A qualified person is required to provide MVAIC with notice of the claim. Insurance Law §5208(2)(a), “Notice of Claim”, states, in relevant part:

(A) Any qualified person having a cause of action because of death or bodily injury, arising out of a motor vehicle accident occurring within this state and reported within twenty-four hours after the occurrence to a police, peace, or judicial officer in the vicinity or to the commissioner, and who files with the corporation within ninety days of the accrual of the cause of action, as a condition precedent to the right to apply for payment from the corporation, an affidavit stating that:…

(B) The fact that the accident was not reported within twenty-four hours after the occurrence as required by subparagraph (A) hereof shall not prejudice the rights of the person if it is shown that it was not reasonably possible to make such a report or that it was made as soon [*3]as was reasonably possible.

Once a qualified person has complied with the requirements of Insurance Law Article 52, then that person will be considered a covered person and will be entitled to the rights that a person under Insurance Law Article 51 is entitled to regarding no-fault benefits.

MVAIC is a statutory creation designed to provide no-fault benefits to injured individuals only when there is no other insurance available. In this case, the claimant has not provided the defendant with a copy of the police report regarding this accident, or otherwise provided the defendant with proof that the claimant complied with any of the other report requirements pursuant to Article 51. Since the claimant has not verified that the alleged accident ever occurred or that it was reported to the police within 24 hours, the claimant is not qualified to receive MVAIC benefits.

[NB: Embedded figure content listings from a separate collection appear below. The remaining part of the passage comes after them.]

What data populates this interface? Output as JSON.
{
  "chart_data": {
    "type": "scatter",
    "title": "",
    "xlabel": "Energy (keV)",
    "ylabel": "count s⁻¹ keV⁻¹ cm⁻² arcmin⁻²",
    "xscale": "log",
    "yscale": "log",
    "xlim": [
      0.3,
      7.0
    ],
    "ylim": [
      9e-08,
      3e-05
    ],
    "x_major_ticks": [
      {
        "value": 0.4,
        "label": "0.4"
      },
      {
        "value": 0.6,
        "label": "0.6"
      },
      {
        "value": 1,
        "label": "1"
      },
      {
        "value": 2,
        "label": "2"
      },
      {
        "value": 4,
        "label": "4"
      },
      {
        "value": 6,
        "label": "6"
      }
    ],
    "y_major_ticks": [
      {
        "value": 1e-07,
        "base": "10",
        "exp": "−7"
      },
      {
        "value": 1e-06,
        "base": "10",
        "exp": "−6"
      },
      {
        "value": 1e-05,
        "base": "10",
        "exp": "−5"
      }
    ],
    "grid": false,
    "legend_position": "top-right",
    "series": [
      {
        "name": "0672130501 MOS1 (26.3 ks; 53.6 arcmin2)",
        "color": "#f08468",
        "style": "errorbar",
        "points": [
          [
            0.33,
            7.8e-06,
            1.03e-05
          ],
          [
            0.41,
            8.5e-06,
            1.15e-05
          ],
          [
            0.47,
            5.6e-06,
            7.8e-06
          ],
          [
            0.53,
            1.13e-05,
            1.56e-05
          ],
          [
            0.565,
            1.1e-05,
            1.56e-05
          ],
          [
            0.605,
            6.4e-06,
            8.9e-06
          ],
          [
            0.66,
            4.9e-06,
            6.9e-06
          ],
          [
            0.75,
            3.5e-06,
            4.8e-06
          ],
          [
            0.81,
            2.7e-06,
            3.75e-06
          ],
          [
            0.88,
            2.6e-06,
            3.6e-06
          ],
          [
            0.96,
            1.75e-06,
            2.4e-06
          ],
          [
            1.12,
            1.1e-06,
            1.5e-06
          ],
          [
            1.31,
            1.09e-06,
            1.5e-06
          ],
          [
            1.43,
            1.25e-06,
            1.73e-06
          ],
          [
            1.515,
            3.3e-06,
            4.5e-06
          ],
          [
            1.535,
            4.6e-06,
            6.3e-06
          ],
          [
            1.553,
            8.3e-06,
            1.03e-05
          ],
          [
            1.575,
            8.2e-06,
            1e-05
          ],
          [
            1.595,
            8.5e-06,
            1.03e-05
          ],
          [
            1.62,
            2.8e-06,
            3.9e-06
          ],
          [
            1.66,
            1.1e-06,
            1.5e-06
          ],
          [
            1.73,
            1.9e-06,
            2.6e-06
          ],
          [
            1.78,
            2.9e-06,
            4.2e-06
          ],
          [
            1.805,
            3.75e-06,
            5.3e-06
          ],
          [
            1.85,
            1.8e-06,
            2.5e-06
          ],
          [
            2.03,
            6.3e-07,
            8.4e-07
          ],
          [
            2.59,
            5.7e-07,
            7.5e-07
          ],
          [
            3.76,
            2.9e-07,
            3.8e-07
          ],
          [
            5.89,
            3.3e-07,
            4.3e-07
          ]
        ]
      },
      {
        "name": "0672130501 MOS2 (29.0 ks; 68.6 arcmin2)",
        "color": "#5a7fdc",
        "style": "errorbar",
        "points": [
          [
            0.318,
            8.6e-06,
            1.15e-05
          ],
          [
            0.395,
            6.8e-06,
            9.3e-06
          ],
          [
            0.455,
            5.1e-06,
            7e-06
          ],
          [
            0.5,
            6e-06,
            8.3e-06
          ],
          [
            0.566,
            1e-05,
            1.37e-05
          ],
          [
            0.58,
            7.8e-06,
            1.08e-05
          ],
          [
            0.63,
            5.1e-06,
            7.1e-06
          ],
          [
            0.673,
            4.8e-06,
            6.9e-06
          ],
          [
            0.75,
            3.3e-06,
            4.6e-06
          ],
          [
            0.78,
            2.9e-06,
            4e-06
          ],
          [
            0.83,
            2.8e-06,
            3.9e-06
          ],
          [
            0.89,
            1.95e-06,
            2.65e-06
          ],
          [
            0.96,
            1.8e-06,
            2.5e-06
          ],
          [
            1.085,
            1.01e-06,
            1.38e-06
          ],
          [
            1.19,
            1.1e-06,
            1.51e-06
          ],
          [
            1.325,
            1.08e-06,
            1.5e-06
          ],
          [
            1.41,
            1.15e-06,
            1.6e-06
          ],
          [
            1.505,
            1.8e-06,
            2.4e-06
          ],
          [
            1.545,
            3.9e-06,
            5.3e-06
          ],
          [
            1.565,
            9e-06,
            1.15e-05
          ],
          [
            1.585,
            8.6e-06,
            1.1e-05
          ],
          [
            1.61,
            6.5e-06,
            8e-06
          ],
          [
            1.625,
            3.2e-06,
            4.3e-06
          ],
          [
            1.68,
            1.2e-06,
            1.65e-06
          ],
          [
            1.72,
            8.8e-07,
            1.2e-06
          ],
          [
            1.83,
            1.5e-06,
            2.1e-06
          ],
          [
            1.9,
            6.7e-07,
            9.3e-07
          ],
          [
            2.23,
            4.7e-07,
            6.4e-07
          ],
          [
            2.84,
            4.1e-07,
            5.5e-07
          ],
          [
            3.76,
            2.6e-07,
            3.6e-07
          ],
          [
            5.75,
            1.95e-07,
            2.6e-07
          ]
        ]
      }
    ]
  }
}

This Court finds that complying with the “statutory requirement of timely filing a notice of claim must be established in order to demonstrate that the claimant is a covered person,’ within the meaning of the statute, entitled to recover no-fault benefits from the MVAIC” (see, A.B. Med. Servs. PLLC v. Motor Veh. Acc. Indem. Corp., 2006 NY Slip Op 50139U, 2-3 (NY Misc 2006); Insurance Law §5221[b][2]; Ocean Diagnostic Imaging v. Motor Veh. Acc. Indem. Corp., 8 Misc 3d 137A, 308 NYS2d 19, 2005 NY Slip Op 51271U [App Term, 2d & 11th Jud Dists]). Accordingly, MVAIC’s failure to timely deny plaintiffs’ claims does not preclude the dismissal of the plaintiffs’ causes of action based upon lack of coverage (A.B. Med. Servs. PLLC v. Motor Veh. Acc. Indem. Corp., 2006 NY Slip Op 50139U; see, Central Gen. Hosp. v. Chubb Group of Ins. Cos., 90 NY2d 195, 199-200, 681 NE2d 413, 659 NYS2d 246 [1997]).

Accordingly, the defendant’s motion for summary judgment is granted and the cause of action for $1,080.00 is dismissed.